Бесплодие при простатите

плазма спермы
  • Инфертильность у больных простатитом наблюдается в 9 — 72,2% случаев.
  • В последние годы частота заболевания у мужчин до 30 лет возросла до  40,4 %.             

Патогенез бесплодия при простатите объясняется вовлечением в воспалительный процесс предстательной железы, семенных пузырьков, бульбоуретральных и уретральных желез. Одной из причин конгестивного простатита может стать нарушение венозной гемодинамики половых органов с варикозным расширением вен мочеполового сплетения. Трансуретральное инфицирование микроорганизмами, которое происходит половым путем, может способствовать хроническому воспалению предстательной железы. Также негативно сказываются на половой функции любая патология и оперативное вмешательство на предстательной железе.

В отличие от острого простатита, при котором главными симптомами являются простаталгия, гипертермия, дизурия, при хронической форме преобладают функциональные нарушения: несостоятельность копулятивной функции, патоспермия, болевой синдром и невротизация. Копулятивные расстройства опосредовано вызывают увеличение числа семейных дисгармоний и разводов, а патоспермия приводит к росту количества бесплодных браков и увеличению антенатальной патологии. При простатите развиваются две формы бесплодия: экскреторно-токсическая и сочетанная.

В яичке происходит редукция сперматогенного эпителия и угнетение сперматогенеза.

При этом подвижность сперматозоидов у больных снижается в 77% случаев. Нарушается морфологическая структура сперматозоидов, изменяются все ведущие показатели спермограммы. Даже если процент подвижности и другие параметры эякулята в норме, нарушается ультраструктура сперматозоонов.

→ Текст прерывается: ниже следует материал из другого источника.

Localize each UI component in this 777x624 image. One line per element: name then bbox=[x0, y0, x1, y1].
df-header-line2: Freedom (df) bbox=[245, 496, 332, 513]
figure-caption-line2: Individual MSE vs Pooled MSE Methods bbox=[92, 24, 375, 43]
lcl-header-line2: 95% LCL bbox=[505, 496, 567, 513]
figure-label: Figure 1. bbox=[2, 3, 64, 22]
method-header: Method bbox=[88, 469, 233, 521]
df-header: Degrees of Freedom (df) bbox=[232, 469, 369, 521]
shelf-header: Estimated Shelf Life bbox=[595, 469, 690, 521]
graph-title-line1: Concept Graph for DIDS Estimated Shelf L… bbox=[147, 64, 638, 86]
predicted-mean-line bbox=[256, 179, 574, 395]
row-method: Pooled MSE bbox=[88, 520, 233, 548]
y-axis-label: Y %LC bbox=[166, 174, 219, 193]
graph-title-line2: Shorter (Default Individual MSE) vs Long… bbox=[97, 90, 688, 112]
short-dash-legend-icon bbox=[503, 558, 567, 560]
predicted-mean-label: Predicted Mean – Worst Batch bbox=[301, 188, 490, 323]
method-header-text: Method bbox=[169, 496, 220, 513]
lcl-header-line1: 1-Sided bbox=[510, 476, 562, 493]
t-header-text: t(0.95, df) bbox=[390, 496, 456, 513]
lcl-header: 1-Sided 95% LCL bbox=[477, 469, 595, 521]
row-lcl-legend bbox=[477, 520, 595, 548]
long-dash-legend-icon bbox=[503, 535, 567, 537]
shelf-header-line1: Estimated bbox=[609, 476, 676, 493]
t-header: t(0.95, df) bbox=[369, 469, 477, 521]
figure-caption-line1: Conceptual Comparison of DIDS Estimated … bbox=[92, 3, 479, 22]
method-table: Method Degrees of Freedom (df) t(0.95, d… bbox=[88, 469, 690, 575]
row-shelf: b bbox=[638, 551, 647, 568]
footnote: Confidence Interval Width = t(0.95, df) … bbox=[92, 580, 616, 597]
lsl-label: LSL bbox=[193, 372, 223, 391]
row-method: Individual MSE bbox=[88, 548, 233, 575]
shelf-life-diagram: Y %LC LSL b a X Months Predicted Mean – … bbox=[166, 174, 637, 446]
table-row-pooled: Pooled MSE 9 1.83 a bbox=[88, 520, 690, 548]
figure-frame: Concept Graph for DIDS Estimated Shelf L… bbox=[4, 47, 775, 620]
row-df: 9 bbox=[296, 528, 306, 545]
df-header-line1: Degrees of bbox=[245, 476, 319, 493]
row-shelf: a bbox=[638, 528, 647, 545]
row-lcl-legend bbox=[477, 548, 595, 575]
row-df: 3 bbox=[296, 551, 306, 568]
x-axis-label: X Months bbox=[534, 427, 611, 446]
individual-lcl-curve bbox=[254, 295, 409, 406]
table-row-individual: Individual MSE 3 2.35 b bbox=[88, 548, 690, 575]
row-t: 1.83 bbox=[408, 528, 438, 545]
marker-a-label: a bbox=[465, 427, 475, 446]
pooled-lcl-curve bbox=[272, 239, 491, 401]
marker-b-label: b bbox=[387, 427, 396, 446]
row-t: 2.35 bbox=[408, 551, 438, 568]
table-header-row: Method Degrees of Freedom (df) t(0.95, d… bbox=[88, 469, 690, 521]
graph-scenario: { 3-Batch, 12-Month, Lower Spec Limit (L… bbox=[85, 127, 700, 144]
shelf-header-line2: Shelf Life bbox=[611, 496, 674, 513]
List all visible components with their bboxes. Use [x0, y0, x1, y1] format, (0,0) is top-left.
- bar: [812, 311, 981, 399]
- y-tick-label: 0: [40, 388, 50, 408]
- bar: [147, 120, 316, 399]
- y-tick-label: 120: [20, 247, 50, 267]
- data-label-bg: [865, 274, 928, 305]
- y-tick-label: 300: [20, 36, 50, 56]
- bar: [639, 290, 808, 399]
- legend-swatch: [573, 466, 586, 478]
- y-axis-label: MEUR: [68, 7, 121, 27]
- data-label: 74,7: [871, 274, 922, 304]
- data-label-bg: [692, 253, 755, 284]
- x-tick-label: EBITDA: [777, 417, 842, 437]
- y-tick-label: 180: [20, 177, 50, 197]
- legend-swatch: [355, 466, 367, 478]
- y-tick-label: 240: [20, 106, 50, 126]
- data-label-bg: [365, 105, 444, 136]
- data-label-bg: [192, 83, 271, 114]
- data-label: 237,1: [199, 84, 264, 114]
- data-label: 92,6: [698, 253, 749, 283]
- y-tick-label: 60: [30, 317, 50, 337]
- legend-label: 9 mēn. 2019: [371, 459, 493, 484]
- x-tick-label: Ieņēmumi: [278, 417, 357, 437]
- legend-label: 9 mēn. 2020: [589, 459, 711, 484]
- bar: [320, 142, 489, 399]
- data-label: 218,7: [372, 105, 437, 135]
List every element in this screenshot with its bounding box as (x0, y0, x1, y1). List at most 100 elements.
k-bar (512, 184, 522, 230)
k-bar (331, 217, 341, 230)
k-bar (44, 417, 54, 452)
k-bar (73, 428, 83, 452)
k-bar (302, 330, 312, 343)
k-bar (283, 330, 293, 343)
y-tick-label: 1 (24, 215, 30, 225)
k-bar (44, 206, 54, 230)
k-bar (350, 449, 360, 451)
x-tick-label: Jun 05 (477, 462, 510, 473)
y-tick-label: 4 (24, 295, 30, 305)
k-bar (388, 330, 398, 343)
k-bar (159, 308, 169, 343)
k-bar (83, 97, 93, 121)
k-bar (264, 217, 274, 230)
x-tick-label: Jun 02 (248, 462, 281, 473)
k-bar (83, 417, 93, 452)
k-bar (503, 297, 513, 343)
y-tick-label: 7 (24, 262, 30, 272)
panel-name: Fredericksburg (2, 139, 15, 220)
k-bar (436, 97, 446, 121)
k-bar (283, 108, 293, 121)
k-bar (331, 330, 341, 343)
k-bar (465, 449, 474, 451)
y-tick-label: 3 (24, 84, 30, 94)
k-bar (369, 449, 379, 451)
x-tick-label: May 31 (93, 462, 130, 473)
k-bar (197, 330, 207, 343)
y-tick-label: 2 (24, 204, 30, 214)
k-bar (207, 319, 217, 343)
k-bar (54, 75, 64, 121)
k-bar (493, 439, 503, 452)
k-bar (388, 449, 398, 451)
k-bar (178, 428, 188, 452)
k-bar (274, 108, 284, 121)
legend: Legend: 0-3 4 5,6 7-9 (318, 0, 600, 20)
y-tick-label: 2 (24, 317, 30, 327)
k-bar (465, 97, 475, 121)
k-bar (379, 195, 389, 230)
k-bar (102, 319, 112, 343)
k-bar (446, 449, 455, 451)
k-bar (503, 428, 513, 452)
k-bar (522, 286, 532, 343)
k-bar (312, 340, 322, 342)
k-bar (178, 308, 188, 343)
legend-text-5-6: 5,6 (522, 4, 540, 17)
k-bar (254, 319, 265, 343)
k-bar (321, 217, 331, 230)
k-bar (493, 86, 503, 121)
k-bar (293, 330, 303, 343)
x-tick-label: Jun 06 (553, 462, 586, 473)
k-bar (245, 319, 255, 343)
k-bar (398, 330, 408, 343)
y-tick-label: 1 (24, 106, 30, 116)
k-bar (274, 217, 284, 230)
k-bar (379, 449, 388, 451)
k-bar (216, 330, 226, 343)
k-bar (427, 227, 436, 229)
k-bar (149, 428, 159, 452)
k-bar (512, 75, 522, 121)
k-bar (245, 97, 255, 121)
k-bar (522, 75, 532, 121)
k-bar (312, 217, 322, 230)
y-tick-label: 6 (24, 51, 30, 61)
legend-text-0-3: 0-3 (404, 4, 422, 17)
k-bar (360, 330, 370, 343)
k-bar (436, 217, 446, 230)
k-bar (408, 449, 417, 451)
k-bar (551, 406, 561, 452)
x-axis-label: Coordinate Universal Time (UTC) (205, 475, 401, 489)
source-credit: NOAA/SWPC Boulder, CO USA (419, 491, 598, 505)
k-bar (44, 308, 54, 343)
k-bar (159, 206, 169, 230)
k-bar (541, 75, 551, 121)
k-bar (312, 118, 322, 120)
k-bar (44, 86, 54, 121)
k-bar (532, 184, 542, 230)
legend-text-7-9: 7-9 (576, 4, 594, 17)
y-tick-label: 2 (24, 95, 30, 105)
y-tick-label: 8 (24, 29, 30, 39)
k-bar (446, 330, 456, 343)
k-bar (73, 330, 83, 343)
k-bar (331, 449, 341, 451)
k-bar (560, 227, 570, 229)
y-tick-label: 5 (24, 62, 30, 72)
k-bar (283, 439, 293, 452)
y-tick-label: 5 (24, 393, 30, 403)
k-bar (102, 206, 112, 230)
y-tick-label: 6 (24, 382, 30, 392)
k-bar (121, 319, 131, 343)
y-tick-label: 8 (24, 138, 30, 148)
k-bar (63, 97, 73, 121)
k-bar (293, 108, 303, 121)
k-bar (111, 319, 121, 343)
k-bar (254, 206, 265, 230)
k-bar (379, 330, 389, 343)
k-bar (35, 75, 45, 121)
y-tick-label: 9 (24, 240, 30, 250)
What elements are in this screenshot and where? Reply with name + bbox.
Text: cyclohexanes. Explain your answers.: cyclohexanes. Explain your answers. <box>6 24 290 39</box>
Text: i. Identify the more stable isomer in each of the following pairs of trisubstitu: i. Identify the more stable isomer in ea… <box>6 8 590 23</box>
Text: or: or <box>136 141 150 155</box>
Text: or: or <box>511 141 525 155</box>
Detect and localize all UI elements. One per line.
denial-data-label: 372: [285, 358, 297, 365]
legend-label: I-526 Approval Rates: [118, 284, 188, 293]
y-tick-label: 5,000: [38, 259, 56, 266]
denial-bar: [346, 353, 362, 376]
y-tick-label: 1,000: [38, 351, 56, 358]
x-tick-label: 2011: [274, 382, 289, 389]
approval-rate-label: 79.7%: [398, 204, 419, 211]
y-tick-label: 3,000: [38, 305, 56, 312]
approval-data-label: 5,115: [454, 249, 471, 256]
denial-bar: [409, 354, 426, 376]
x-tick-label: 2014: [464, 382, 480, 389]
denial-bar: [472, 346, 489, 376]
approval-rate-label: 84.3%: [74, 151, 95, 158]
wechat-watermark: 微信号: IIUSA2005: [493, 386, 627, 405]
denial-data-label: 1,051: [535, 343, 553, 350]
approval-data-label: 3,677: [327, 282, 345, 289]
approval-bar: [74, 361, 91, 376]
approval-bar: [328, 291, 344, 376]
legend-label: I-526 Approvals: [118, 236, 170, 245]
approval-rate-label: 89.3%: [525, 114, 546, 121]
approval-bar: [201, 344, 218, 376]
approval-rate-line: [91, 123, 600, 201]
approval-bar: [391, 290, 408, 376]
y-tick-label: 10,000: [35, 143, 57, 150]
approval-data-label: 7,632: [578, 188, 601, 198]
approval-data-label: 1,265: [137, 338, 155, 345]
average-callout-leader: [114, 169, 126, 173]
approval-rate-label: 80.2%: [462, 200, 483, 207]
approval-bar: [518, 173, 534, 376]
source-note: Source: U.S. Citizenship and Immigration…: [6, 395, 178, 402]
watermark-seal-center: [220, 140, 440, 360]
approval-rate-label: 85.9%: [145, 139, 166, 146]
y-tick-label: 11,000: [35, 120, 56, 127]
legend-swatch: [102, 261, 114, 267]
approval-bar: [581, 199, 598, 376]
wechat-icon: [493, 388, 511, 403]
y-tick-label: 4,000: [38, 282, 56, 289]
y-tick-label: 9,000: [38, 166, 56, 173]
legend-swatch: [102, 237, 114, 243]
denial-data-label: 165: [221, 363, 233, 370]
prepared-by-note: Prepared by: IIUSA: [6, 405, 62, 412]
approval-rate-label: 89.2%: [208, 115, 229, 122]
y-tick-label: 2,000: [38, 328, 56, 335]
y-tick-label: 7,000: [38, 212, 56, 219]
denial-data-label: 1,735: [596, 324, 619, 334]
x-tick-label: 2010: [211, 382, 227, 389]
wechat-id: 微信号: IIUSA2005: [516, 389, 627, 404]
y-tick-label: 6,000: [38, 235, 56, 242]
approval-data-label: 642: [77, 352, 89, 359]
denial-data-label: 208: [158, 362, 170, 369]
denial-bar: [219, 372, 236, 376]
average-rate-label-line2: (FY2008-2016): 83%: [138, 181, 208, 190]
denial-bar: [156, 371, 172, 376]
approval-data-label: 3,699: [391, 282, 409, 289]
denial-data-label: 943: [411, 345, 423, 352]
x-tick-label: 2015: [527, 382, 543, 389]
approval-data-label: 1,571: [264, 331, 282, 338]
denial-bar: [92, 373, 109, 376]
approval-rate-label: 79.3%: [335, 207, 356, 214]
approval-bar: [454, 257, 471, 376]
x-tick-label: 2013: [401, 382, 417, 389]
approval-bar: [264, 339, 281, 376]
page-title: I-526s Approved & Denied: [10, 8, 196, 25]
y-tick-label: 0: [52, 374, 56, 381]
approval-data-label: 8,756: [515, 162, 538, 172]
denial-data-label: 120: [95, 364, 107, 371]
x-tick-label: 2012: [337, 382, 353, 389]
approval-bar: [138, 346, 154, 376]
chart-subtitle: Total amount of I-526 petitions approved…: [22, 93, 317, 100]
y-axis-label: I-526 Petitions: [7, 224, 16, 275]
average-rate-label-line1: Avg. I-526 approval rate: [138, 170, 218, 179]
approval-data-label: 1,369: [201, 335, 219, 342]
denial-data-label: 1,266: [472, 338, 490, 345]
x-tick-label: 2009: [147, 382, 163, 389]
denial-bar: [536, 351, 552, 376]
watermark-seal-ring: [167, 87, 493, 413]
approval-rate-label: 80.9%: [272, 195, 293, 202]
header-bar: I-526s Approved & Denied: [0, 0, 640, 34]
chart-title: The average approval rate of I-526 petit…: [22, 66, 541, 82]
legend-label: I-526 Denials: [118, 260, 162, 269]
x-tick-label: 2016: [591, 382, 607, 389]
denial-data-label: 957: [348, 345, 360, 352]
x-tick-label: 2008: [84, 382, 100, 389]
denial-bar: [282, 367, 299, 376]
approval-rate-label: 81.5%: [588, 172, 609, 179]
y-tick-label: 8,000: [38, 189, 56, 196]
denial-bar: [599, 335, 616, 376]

Наступает олиго- и тератоспермия, в 75% случаев — деформация сперматозооиов, нарушение их пенетрационной способности. Происходит снижение андрогенной активности организма, которое приводит к бесплодию.

При анализе эякулята отмечается уменьшение количества активноподвижных, живых и морфологически нормальных форм, увеличение количества сперматозоонов с патологией, снижение pH плазмы спермы и уменьшение времени ее разжижения, содержания фруктозы и лимонной кислоты. В плазме крови увеличивается содержание гонадотропных гормонов и эстрадиола, уменьшается уровень содержания тестостерона.

В некоторых случаях показан прием стимулирующих потенцию препаратов, индийских дженериков сиалис и дженериков левитра. Отечественными врачами, на основании групповых исследований подтверждена высочайшая эффективность данных препаратов – до 90 %.

Решающим диагностическим тестом для выявления простатита является наличие в секрете предстательной железы, полученном при ректальном массаже, лейкоцитов с одновременным уменьшением или отсутствием лецитиновых зерен. Исследование секрета является основным лабораторным тестом для диагностики простатита. У 25 — 30% больных лейкоциты покрывают все поле зрения микроскопа, у 40-50% — насчитывается до 100 лейкоцитов в поле зрения и у 20% больных — не более 30 — 50 лейкоцитов. Содержание лецитиновых зерен в секрете предстательной железы свидетельствует о функциональном состоянии органа. Малое количество влечет за собой понижение функциональной активности предстательной железы и косвенно характеризует недостаточную андрогенную насыщенность организма. При андрогенной недостаточности появляется симптом серповидной атрофии предстательной железы, который обнаруживается у больных секреторным бесплодием в 16,1-18,2% случаев и не имеет места при экскреторной форме бесплодия.

В предстательной железе наблюдаются массивные инфильтраты из лимфоидных и плазматических клеток в строме, преимущественно вокруг ацинусов и протоков, фибробластическая реакция и продуктивный васкулит плоскоклеточная метаплазия эпителия. При гнойном воспалении происходит диффузная инфильтрация просветов простатических железок лейкоцитами, которые формируют в отдельных участках гнойники различных размеров. Наступает отек и постепенное замещение стромы железы волокнистой, коллагеновой и склеротической тканью. Изменяется ориентированность гладкомышечных слоев, в цитоплазме миоцитов наступает лизис, в ядрах — пикноз и лизис. Вследствие этих нарушений изменяется форма альвеолярнотрубчатых простатических железок, их стенки становятся расширенными, а контуры — асимметричными. Происходит вакуолизация цитоплазмы, гипотрофия и лизис ядер эк- зокриноцитов. В выносящих протоках формируются конкреции.

В целом развивается гипотрофия предстательной железы.

Особенностью патогенеза бесплодия при простатите является медленно текущий и наименее выраженный в сравнении с другими урогенитальными заболеваниями процесс в яичках. Блокирование сперматогенеза наступает на уровне сперматид. Структурные изменения гемомикроциркуляторного русла яичка проявляются преимущественно в стадии компенсаторно-адаптационных изменений.